Cullberg/Alexandra Bachzetsis - Exposure. Photo: Carl Thorborg. Courtesy of Dansens Hus
If there’s some shared ethos with contemporaries like Gisèle Vienne and Florentina Holzinger, there’s also whiffs of 2000’s Bring it on, which to this date nearly 25 years laters still has not been surpassed in epitomizing cheerleading in pop culture, and puffs even of the many Kens' beach battle in last year’s “Gerwig Barbie”. You cannot not chuckle when the word “demure”, prefixed with the comparative determiner “more!”, is actually uttered commandingly on stage by one of the performers. Another pillar appears a dichotomy of sex in today’s lens being "performative", while old-school-growing-old-together-kind-of-love still being something that is very real and to believe in. The former is plenty substantiated by stagings with allusions to casting director couches and intimacy coordinators, while the latter gets its stunning moment in one of the strongest acts per a sappy love ballad, where the message is hammered in. I must say I loved the unexpectedness of it and how authentically it felt like a case for a Shangri-La’s style puppy love, where the person at home is the one you keep falling in love with and learning to know.
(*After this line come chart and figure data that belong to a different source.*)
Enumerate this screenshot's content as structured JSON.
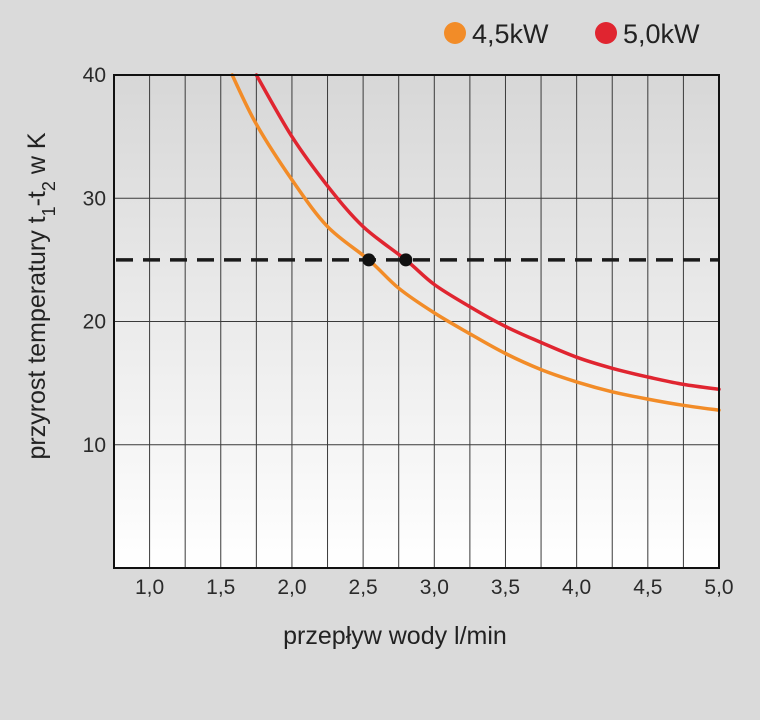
{
  "chart_data": {
    "type": "line",
    "xlabel": "przepływ wody l/min",
    "ylabel": {
      "text_1": "przyrost temperatury t",
      "sub_1": "1",
      "dash": "-t",
      "sub_2": "2",
      "text_2": " w K"
    },
    "xlim": [
      0.75,
      5.0
    ],
    "ylim": [
      0,
      40
    ],
    "x_ticks": [
      "1,0",
      "1,5",
      "2,0",
      "2,5",
      "3,0",
      "3,5",
      "4,0",
      "4,5",
      "5,0"
    ],
    "y_ticks": [
      "10",
      "20",
      "30",
      "40"
    ],
    "grid": "vertical every 0.25 l/min, horizontal every 10 K",
    "legend_position": "top-right",
    "series": [
      {
        "name": "4,5kW",
        "color": "#f28c28",
        "points": [
          [
            1.58,
            40
          ],
          [
            1.75,
            36
          ],
          [
            2.0,
            31.5
          ],
          [
            2.25,
            27.7
          ],
          [
            2.54,
            25
          ],
          [
            2.75,
            22.7
          ],
          [
            3.0,
            20.7
          ],
          [
            3.25,
            19.0
          ],
          [
            3.5,
            17.4
          ],
          [
            3.75,
            16.1
          ],
          [
            4.0,
            15.1
          ],
          [
            4.25,
            14.3
          ],
          [
            4.5,
            13.7
          ],
          [
            4.75,
            13.2
          ],
          [
            5.0,
            12.8
          ]
        ]
      },
      {
        "name": "5,0kW",
        "color": "#e02530",
        "points": [
          [
            1.75,
            40
          ],
          [
            2.0,
            35
          ],
          [
            2.25,
            31
          ],
          [
            2.5,
            27.7
          ],
          [
            2.8,
            25
          ],
          [
            3.0,
            23.0
          ],
          [
            3.25,
            21.2
          ],
          [
            3.5,
            19.6
          ],
          [
            3.75,
            18.3
          ],
          [
            4.0,
            17.1
          ],
          [
            4.25,
            16.2
          ],
          [
            4.5,
            15.5
          ],
          [
            4.75,
            14.9
          ],
          [
            5.0,
            14.5
          ]
        ]
      }
    ],
    "reference_line": {
      "y": 25,
      "style": "dashed",
      "color": "#1a1a1a"
    },
    "markers": [
      {
        "x": 2.54,
        "y": 25,
        "series": "4,5kW"
      },
      {
        "x": 2.8,
        "y": 25,
        "series": "5,0kW"
      }
    ]
  }
}
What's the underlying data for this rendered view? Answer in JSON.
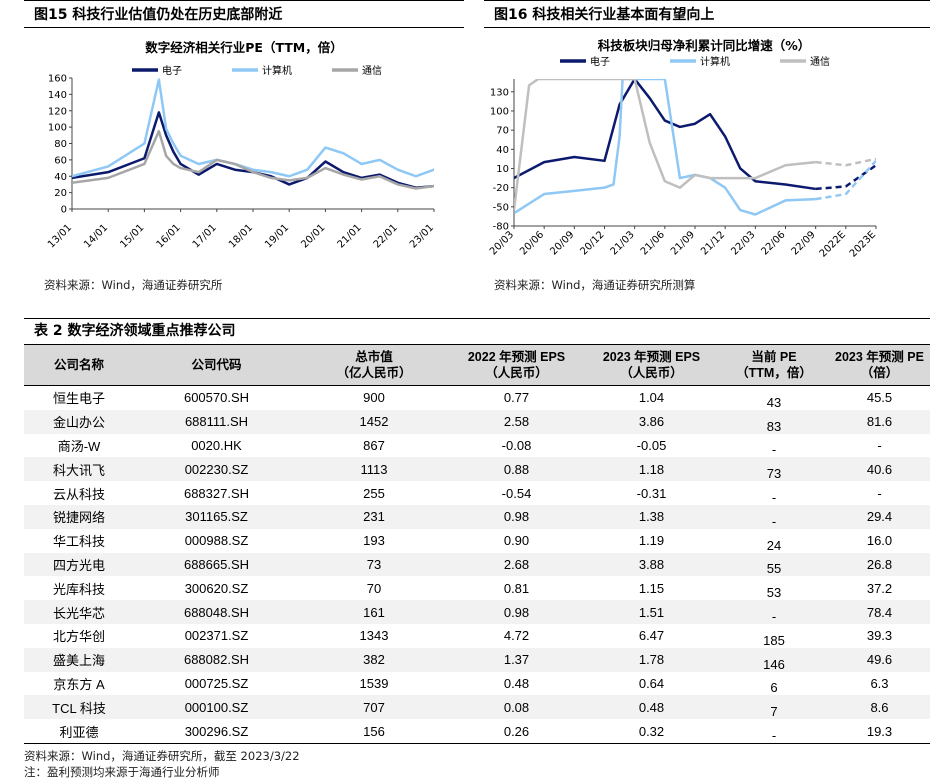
{
  "figure15": {
    "header": "图15 科技行业估值仍处在历史底部附近",
    "source": "资料来源：Wind，海通证券研究所"
  },
  "figure16": {
    "header": "图16 科技相关行业基本面有望向上",
    "source": "资料来源：Wind，海通证券研究所测算"
  },
  "chart_data": [
    {
      "type": "line",
      "title": "数字经济相关行业PE（TTM，倍）",
      "x_labels": [
        "13/01",
        "14/01",
        "15/01",
        "16/01",
        "17/01",
        "18/01",
        "19/01",
        "20/01",
        "21/01",
        "22/01",
        "23/01"
      ],
      "ylim": [
        0,
        160
      ],
      "yticks": [
        0,
        20,
        40,
        60,
        80,
        100,
        120,
        140,
        160
      ],
      "legend_position": "top",
      "colors": {
        "电子": "#0c1a6e",
        "计算机": "#8fc8f4",
        "通信": "#a6a6a6"
      },
      "series": [
        {
          "name": "电子",
          "x": [
            0,
            1,
            2,
            2.4,
            2.6,
            2.8,
            3,
            3.5,
            4,
            4.5,
            5,
            5.5,
            6,
            6.5,
            7,
            7.5,
            8,
            8.5,
            9,
            9.5,
            10,
            10.2
          ],
          "values": [
            38,
            45,
            62,
            118,
            90,
            70,
            55,
            42,
            55,
            48,
            45,
            40,
            30,
            38,
            58,
            45,
            38,
            42,
            32,
            26,
            28,
            32
          ]
        },
        {
          "name": "计算机",
          "x": [
            0,
            1,
            2,
            2.4,
            2.6,
            2.8,
            3,
            3.5,
            4,
            4.5,
            5,
            5.5,
            6,
            6.5,
            7,
            7.5,
            8,
            8.5,
            9,
            9.5,
            10,
            10.2
          ],
          "values": [
            40,
            52,
            80,
            158,
            98,
            80,
            65,
            55,
            60,
            55,
            48,
            45,
            40,
            48,
            75,
            68,
            55,
            60,
            48,
            40,
            48,
            58
          ]
        },
        {
          "name": "通信",
          "x": [
            0,
            1,
            2,
            2.4,
            2.6,
            2.8,
            3,
            3.5,
            4,
            4.5,
            5,
            5.5,
            6,
            6.5,
            7,
            7.5,
            8,
            8.5,
            9,
            9.5,
            10,
            10.2
          ],
          "values": [
            32,
            38,
            55,
            95,
            65,
            55,
            50,
            45,
            60,
            55,
            45,
            38,
            35,
            38,
            50,
            42,
            36,
            40,
            30,
            25,
            28,
            30
          ]
        }
      ]
    },
    {
      "type": "line",
      "title": "科技板块归母净利累计同比增速（%）",
      "x_labels": [
        "20/03",
        "20/06",
        "20/09",
        "20/12",
        "21/03",
        "21/06",
        "21/09",
        "21/12",
        "22/03",
        "22/06",
        "22/09",
        "2022E",
        "2023E"
      ],
      "ylim": [
        -80,
        150
      ],
      "yticks": [
        -80,
        -50,
        -20,
        10,
        40,
        70,
        100,
        130
      ],
      "legend_position": "top",
      "colors": {
        "电子": "#0c1a6e",
        "计算机": "#8fc8f4",
        "通信": "#bfbfbf"
      },
      "series": [
        {
          "name": "电子",
          "x": [
            0,
            1,
            2,
            3,
            3.5,
            4,
            4.5,
            5,
            5.5,
            6,
            6.5,
            7,
            7.5,
            8,
            9,
            10,
            11,
            12
          ],
          "values": [
            -5,
            20,
            28,
            22,
            110,
            150,
            120,
            85,
            75,
            80,
            95,
            60,
            10,
            -10,
            -15,
            -22,
            -18,
            15
          ]
        },
        {
          "name": "计算机",
          "x": [
            0,
            1,
            2,
            3,
            3.3,
            3.5,
            3.6,
            4,
            5,
            5.5,
            6,
            6.5,
            7,
            7.5,
            8,
            9,
            10,
            11,
            12
          ],
          "values": [
            -60,
            -30,
            -25,
            -20,
            -15,
            60,
            150,
            150,
            150,
            -5,
            0,
            -5,
            -20,
            -55,
            -62,
            -40,
            -38,
            -30,
            22
          ]
        },
        {
          "name": "通信",
          "x": [
            0,
            0.5,
            0.8,
            1,
            2,
            3,
            4,
            4.5,
            5,
            5.5,
            6,
            6.5,
            7,
            8,
            9,
            10,
            11,
            12
          ],
          "values": [
            -55,
            140,
            150,
            150,
            150,
            150,
            150,
            50,
            -10,
            -20,
            0,
            -5,
            -5,
            -5,
            15,
            20,
            15,
            25
          ]
        }
      ],
      "forecast_from_index": 10
    }
  ],
  "table": {
    "title": "表 2 数字经济领域重点推荐公司",
    "headers": [
      [
        "公司名称",
        ""
      ],
      [
        "公司代码",
        ""
      ],
      [
        "总市值",
        "（亿人民币）"
      ],
      [
        "2022 年预测 EPS",
        "（人民币）"
      ],
      [
        "2023 年预测 EPS",
        "（人民币）"
      ],
      [
        "当前 PE",
        "（TTM，倍）"
      ],
      [
        "2023 年预测 PE",
        "（倍）"
      ]
    ],
    "rows": [
      [
        "恒生电子",
        "600570.SH",
        "900",
        "0.77",
        "1.04",
        "43",
        "45.5"
      ],
      [
        "金山办公",
        "688111.SH",
        "1452",
        "2.58",
        "3.86",
        "83",
        "81.6"
      ],
      [
        "商汤-W",
        "0020.HK",
        "867",
        "-0.08",
        "-0.05",
        "-",
        "-"
      ],
      [
        "科大讯飞",
        "002230.SZ",
        "1113",
        "0.88",
        "1.18",
        "73",
        "40.6"
      ],
      [
        "云从科技",
        "688327.SH",
        "255",
        "-0.54",
        "-0.31",
        "-",
        "-"
      ],
      [
        "锐捷网络",
        "301165.SZ",
        "231",
        "0.98",
        "1.38",
        "-",
        "29.4"
      ],
      [
        "华工科技",
        "000988.SZ",
        "193",
        "0.90",
        "1.19",
        "24",
        "16.0"
      ],
      [
        "四方光电",
        "688665.SH",
        "73",
        "2.68",
        "3.88",
        "55",
        "26.8"
      ],
      [
        "光库科技",
        "300620.SZ",
        "70",
        "0.81",
        "1.15",
        "53",
        "37.2"
      ],
      [
        "长光华芯",
        "688048.SH",
        "161",
        "0.98",
        "1.51",
        "-",
        "78.4"
      ],
      [
        "北方华创",
        "002371.SZ",
        "1343",
        "4.72",
        "6.47",
        "185",
        "39.3"
      ],
      [
        "盛美上海",
        "688082.SH",
        "382",
        "1.37",
        "1.78",
        "146",
        "49.6"
      ],
      [
        "京东方 A",
        "000725.SZ",
        "1539",
        "0.48",
        "0.64",
        "6",
        "6.3"
      ],
      [
        "TCL 科技",
        "000100.SZ",
        "707",
        "0.08",
        "0.48",
        "7",
        "8.6"
      ],
      [
        "利亚德",
        "300296.SZ",
        "156",
        "0.26",
        "0.32",
        "-",
        "19.3"
      ]
    ],
    "note_source": "资料来源：Wind，海通证券研究所，截至 2023/3/22",
    "note_forecast": "注：盈利预测均来源于海通行业分析师"
  }
}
Cullberg/Alexandra Bachzetsis - Exposure. Photo: Carl Thorborg. Courtesy of Dansens Hus
Of course, sappiness won’t allowed sappy for too long before the visual orchestration sees yet another Greenaway-esque “The Cook, the Thief” spatial change, aided by memories of 90's Technetronic, and from there amping up the way to the infernal high note. An accidental condition for me is that Exposure is so “in(to) the body” that it never amounts to an out of body experience for me in my seat. It might come down to the feeling throughout that the stage and its seating and balance in the venue in relation to the audience and their distance has not quite been optimized for that. My brother pinches me reassuringly during the standing ovations that ensue after the end and whispers "loved it”. An epically good curator greets us telling us it was "epic". I’ll stick with a “great”, and a feeling that I’m too demure to find hot naked bodies the cause of excellence if lubrication between acts here and there runs a little short. I didn't expect it, but(t) it is what it is.